Эту барышню привели ко мне хорошие люди, добрые знакомые, в январе 1919 г.
Громкая фамилия, с титулом. Хорошенькое изящное существо с васильковыми глазами. Остатки приличного туалета, но в столь потертом и штопанном виде, что дело явное: на плечах последнее и сменки нету.
-- Чем могу служить?
-- Не найдется ли у вас связей -- похлопотать за маму? Мама, старуха 60 лет, взята три месяца тому назад на Гороховую, 2, а теперь лежит в больнице женской тюрьмы, тяжело больная воспалением почек.
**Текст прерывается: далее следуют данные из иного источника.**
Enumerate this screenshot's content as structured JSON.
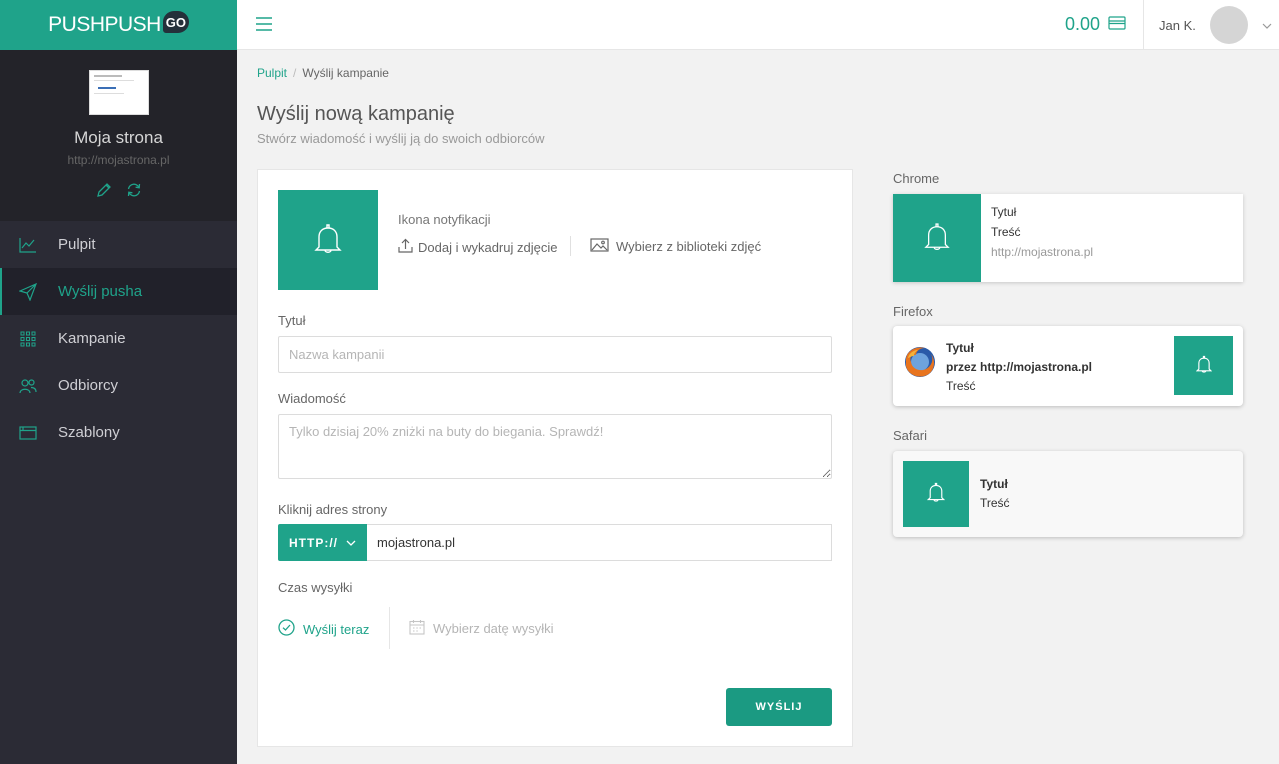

Опасна, едва ли выживет. Обвиняется в контрреволюции. Улики -- громкая аристократическая фамилия, офицерство в родне и записка арестованной к управляющему ее собственным домом, с предписанием:
-- Устройте к моему приезду все, согласно условию, как можно старательнее.
Арестованная и управляющий объясняют, что записка относится к 1915 году и говорит о произведенном тогда в квартире домовладелицы ремонте. Следователь Чрезвычайки настаивает,-- "по внутреннему убеждению",-- что записка прошлогодняя, 1918 г., и прикрывает своею тайною конспиративную квартиру монархического заговора.
-- И кроме этой записки -- ничего?
-- Решительно ничего. Да и не могло быть ничего. Мама женщина безусловно аполитическая. Страдает за фамилию.
Когда мать арестовали, дочери в Петрограде не было, гостила в глухой провинции. Возвращаясь в Петроград, она не подозревала своей беды. Добралась, под тяжестью дорожного мешка, с вокзала домой -- и нашла квартиру запечатанною, а соседей, которых она стала расспрашивать про мать, настолько перепуганными, что с нею и говорить не хотели, и ночевать не пустили. К счастию, она имела адрес вот этих моих добрых знакомых, которые теперь ее ко мне привели, и они дали ей пристанище.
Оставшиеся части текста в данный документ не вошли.